A few points to make here.
1. Economics is a social science with lots of theories. But as a social science it rests on the flimsiest foundation possible. Namely totally irrational human being and economics dares to assume there is any science possible in predicting what amounts to the aggregate behavior of a mob. To further skew any possible science to be gleaned, economics thought further rests on the concept of a government able to rationally apply controls when in fact most governments are based on the most irrational set of humans possible, namely politicians who must engage in short run thinking to ensure their survival. Always delivering the good times.
2. Classic Keynesian economics is supposed to damp the normal cyclic swings of an economy
by having the government borrow and spend during bad times to pump up the economy and
then pay back the debt during the good times to prevent the economy from swinging to far up. Instead politicians borrow all the time negating that control. Leaving only the control of interest rates based on the assumption that the capital can be found and anyone is optimistic
enough to borrow to invest in capital goods.
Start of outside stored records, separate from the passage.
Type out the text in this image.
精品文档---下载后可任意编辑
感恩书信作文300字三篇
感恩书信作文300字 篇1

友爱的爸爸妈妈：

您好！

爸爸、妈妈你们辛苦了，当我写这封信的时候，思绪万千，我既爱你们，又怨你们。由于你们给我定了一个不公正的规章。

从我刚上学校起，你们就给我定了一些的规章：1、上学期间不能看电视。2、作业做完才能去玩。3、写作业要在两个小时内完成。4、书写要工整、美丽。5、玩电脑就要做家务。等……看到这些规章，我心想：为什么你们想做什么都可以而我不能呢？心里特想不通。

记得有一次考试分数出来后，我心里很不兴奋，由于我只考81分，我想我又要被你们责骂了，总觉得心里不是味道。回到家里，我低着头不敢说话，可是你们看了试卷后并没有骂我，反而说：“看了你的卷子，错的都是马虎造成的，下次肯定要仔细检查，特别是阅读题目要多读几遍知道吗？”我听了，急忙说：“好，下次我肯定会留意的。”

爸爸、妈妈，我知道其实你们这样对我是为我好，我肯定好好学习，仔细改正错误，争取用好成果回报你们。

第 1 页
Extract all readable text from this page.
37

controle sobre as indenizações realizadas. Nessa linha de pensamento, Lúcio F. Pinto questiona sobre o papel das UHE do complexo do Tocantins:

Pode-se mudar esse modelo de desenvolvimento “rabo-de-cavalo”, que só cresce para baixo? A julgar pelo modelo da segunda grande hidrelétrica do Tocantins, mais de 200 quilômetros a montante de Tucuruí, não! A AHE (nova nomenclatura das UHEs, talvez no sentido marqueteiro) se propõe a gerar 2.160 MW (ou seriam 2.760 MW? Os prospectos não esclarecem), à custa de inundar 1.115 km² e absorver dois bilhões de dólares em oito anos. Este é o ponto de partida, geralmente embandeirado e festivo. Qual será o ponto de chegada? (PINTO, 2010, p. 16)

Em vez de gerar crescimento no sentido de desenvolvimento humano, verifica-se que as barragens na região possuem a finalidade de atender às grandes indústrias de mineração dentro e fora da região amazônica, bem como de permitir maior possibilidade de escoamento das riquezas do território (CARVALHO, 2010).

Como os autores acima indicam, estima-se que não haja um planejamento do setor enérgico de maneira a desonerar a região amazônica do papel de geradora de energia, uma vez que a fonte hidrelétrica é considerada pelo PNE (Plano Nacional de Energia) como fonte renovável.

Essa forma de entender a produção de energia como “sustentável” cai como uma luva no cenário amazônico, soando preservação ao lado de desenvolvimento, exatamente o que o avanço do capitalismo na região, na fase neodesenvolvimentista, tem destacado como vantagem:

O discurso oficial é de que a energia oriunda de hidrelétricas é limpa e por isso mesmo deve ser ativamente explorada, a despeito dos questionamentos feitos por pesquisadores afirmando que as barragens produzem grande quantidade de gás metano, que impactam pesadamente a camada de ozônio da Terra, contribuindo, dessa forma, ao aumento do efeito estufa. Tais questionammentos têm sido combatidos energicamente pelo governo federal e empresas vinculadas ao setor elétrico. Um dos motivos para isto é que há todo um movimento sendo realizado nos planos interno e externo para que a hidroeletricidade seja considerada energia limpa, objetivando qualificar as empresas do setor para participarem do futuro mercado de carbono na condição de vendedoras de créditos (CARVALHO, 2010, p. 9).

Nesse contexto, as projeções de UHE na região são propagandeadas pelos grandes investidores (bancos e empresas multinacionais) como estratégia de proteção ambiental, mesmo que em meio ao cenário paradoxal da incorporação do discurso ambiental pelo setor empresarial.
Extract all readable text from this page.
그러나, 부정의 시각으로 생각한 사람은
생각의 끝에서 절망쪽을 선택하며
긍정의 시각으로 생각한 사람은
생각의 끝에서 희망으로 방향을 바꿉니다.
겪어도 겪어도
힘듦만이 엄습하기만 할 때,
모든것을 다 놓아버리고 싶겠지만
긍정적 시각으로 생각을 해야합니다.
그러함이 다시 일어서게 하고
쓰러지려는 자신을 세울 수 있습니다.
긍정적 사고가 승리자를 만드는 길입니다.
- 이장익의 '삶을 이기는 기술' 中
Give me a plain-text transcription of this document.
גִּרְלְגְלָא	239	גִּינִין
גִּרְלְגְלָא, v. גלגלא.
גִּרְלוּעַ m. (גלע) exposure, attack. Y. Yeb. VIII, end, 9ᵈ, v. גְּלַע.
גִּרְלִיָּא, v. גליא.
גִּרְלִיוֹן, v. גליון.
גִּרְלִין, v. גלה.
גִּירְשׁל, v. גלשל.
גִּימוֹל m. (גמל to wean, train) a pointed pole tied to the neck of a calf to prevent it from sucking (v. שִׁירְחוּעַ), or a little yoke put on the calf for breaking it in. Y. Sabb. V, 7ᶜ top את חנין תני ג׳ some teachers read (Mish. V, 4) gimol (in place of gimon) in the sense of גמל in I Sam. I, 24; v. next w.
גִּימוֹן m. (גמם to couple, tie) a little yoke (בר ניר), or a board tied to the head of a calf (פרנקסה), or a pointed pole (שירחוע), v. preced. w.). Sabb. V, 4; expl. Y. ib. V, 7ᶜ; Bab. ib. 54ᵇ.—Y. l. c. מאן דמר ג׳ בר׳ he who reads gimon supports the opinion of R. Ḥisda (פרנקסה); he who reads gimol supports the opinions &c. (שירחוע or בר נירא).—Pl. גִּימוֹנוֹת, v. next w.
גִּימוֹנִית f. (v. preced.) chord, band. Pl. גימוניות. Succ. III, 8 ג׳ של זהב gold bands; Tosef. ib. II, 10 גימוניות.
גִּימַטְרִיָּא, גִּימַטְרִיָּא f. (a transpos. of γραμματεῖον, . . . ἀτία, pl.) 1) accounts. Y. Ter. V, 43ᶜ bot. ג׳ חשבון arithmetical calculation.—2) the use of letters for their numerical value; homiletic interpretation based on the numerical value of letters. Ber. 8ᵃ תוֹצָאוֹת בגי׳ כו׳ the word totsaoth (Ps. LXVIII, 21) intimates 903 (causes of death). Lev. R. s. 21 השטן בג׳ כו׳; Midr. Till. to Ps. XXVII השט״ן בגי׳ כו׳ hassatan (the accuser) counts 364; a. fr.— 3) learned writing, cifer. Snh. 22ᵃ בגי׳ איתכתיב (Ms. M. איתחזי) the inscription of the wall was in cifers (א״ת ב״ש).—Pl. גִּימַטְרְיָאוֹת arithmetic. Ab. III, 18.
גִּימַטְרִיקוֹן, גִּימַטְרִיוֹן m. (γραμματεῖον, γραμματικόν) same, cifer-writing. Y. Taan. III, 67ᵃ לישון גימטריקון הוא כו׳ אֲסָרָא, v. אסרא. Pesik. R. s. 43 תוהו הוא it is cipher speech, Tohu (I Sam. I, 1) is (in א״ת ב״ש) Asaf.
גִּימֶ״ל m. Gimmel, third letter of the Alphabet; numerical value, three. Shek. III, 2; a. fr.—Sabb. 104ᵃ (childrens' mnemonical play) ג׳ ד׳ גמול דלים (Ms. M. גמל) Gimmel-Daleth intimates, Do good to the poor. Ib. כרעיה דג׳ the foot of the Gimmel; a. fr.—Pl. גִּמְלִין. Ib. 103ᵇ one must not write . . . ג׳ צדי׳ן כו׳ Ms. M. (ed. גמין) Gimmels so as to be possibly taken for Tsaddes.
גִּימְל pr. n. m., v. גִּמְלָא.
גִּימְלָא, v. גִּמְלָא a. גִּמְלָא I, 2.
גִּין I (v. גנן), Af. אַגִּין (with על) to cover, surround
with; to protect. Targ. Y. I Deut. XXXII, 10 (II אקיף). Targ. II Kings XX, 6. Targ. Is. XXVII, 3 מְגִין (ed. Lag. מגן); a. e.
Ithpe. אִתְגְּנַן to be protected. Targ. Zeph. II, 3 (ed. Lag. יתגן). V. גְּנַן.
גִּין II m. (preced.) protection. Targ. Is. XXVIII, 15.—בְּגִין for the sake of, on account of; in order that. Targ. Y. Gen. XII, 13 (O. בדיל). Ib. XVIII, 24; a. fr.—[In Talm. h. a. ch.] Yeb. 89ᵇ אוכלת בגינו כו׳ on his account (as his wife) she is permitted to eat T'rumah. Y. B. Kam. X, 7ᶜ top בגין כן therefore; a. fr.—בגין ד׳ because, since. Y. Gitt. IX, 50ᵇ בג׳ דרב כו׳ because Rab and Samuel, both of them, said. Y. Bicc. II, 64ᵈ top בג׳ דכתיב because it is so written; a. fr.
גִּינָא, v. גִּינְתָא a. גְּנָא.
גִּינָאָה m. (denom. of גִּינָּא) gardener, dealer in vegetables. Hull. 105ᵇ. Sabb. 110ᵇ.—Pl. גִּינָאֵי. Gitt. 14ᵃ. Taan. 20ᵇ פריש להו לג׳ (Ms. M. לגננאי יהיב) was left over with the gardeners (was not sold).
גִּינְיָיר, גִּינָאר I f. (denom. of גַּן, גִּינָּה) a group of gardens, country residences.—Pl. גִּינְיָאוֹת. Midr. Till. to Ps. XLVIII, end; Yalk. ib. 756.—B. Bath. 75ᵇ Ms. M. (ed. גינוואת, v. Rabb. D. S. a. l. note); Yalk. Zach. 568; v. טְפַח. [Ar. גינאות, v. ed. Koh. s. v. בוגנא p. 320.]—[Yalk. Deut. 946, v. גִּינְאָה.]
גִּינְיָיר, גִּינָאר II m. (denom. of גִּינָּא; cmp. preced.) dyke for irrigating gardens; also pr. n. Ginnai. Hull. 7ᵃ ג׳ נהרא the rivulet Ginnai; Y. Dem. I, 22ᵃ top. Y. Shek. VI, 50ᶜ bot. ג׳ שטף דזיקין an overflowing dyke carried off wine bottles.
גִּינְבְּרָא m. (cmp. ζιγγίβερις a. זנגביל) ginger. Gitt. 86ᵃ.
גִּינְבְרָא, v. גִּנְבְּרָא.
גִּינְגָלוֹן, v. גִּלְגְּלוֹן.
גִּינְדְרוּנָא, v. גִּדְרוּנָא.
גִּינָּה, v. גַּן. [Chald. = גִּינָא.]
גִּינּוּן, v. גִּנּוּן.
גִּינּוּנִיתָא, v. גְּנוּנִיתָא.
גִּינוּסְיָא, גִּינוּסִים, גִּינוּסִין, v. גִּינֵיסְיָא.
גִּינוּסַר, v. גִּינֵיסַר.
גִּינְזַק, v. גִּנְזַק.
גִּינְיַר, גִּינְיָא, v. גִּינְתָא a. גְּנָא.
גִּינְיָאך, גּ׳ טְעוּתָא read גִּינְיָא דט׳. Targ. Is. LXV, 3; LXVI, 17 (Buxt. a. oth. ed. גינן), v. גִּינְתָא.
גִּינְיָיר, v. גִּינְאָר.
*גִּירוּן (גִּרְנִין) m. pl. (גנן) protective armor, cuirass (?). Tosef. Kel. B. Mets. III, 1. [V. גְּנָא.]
Or that the other pillar of the economy is intact, namely that a market exists for the goods. Go too far and you get not a recession but a depression in which the very thing a capitalist economy rests on, namely the customer, can no longer afford to buy the good and services, which reduces employment, which reduces the ability of customers to buy in a vicious circle where the economy can stabilize at a very low level.
3. Given thats its consumer spending that drives the economy, we are doing things exactly wrong by allowing wealth to concentrate which was one of the root causes of the great depression. Worse yet, the machines of a modern economy tend to devalue labor as we can now produce more with less labor. And we are not properly thing about the impacts that now favor capital at the expense of labor. There are still the economic prediction of Marx and Engel thus far staved off by rising technology. And as non renewable natural resources are depleted by the twin pressures of consumption and over population, the existing world economic model is unsustainable long term.
4. I have to be somewhat baffled that any belief in a libertarian economic philosophy like Ron Paul's still exists. Those ideas flopped in the late 19'th century and the 20'th century answer was found to be regulation even if its imperfectly applied. Even a casual read of the late 19'th centuries business cycles and orgies of corporate greed show the good ole days were definitely not so good. And now the new model seems to be to dismantle those very regulations. And now we do and we get S&L meltdowns and a massive bail out during the Reagan years. And now we saw the Western electric crisis run by companies like Enron, and can't see that oil going from $40.00 a barrel to $100.00 during the GWB watch is corporate
manipulation of the supply.
5. The US myth is that we can have guns and butter, and continue to run massive deficits
in government borrowing and a balance of trade. And then piss off the rest of the world with cowboy diplomacy. Its unsustainable long term. Eventually the rest of the world will quit loaning us money and our currency will collapse. The project for the new American century has been the project to accelerate the decline.